When he reached the spot where Jonas had been standing, he looked up at the building. He was drawn first to the Portmans’ apartment. The lights were on, the blinds open, and Finn recognized their living room even from the street, so he had no doubt that Jonas would have done.
It confirmed what Finn had already suspected, that Jonas hadn’t been looking at the apartment below his by mistake. But it didn’t tell him what exactly the boy had been looking at, because the apartment in question was in darkness. He glanced up a floor to his own, also dark.
Jonas had checked his watch a few times, with what looked like agitation or impatience. He’d expected to see something in that apartment, something that he believed was connected in some way to Hailey’s disappearance, or that would perhaps help him to find her.

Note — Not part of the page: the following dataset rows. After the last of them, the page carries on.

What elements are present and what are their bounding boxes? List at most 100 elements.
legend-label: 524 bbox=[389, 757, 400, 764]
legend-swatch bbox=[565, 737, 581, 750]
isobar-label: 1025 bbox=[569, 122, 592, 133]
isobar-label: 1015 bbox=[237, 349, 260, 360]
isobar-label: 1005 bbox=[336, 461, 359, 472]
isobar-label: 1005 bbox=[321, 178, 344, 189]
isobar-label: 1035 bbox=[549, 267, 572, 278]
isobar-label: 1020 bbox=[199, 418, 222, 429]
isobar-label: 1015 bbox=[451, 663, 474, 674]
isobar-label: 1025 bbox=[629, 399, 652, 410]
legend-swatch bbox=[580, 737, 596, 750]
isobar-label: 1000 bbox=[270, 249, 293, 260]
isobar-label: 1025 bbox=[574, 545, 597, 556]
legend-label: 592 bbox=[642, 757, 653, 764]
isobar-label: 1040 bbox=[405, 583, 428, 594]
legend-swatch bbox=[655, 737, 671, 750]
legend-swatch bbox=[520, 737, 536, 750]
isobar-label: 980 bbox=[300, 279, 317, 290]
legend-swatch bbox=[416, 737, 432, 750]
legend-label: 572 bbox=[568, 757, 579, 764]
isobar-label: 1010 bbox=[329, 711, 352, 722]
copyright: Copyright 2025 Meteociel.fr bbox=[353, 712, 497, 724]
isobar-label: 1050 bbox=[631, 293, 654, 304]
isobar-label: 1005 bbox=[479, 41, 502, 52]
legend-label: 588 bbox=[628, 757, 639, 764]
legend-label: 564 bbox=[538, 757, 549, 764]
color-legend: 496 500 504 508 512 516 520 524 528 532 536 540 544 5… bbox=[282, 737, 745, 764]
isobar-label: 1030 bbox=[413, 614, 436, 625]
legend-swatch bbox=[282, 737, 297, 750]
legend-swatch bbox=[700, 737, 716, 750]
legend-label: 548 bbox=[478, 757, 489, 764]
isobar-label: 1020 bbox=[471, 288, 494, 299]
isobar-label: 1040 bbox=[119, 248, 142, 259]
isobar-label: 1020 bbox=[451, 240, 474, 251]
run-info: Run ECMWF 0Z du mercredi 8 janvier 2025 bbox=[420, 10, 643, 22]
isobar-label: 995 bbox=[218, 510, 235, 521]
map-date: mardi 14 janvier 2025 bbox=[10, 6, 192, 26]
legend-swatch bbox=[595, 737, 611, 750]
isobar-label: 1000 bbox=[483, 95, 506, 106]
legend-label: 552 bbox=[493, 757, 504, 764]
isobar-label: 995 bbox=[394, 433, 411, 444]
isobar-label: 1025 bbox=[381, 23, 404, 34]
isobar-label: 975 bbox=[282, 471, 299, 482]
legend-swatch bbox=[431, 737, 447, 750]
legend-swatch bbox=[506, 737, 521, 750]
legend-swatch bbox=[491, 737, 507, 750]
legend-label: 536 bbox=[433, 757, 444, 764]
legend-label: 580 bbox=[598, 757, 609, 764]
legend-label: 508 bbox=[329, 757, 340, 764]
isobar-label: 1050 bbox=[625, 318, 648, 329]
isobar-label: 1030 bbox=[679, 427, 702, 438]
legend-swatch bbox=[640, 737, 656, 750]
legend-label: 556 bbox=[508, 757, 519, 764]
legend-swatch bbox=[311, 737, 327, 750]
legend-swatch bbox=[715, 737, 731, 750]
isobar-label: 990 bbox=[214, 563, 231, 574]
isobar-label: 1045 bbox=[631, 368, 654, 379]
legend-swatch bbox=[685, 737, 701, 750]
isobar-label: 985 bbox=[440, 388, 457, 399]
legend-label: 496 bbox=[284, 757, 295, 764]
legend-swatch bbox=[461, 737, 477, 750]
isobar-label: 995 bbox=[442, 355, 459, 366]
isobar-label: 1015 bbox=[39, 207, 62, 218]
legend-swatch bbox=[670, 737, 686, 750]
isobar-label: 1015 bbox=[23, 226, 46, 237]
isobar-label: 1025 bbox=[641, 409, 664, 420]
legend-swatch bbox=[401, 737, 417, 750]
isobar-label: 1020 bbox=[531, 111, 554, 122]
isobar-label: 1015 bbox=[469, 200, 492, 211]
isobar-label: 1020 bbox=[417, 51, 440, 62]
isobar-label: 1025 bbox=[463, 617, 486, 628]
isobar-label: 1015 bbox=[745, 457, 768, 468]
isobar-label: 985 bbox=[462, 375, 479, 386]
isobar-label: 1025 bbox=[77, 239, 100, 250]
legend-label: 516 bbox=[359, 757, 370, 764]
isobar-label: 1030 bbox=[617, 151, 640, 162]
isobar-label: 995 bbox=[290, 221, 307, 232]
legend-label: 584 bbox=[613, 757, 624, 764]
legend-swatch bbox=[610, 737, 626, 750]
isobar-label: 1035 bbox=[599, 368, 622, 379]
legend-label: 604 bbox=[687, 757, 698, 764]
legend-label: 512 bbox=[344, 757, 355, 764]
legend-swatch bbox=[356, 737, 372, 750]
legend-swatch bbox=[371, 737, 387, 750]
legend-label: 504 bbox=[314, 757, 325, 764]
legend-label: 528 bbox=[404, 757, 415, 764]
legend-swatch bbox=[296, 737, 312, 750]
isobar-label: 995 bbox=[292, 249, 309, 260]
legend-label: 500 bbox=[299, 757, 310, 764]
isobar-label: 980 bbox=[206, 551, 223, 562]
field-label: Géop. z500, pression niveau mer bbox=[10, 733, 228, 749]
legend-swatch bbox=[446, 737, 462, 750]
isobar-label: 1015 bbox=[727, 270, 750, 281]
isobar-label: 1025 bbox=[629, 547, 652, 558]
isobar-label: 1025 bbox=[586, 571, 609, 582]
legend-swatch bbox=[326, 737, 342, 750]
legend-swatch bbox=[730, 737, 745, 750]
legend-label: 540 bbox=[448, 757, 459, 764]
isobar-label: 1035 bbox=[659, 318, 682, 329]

Finn doubted Ethan and Debbie would hold much store in what Jonas thought about this, and for all Finn knew, he was indeed borderline dysfunctional, prone to delusions. But he was following a trail of some sort, so whether he was reliable or not, he clearly knew more about Hailey’s disappearance than her parents realized.
Finn took one more look at the building, then checked his own watch and went inside to find Monsieur Grasset.
Chapter Six
Grasset invited him in and offered him a drink. He’d been watching the news, but left Finn in the hall as he went in and turned off the TV. As he came back he said, “Bombs in Iraq, bombs in Pakistan—none of it makes any sense.”
“Religion, Monsieur Grasset. We did it here in Europe too, remember.”
“And it didn’t make any sense then, either.” Grasset smiled. “Now, how about that drink?”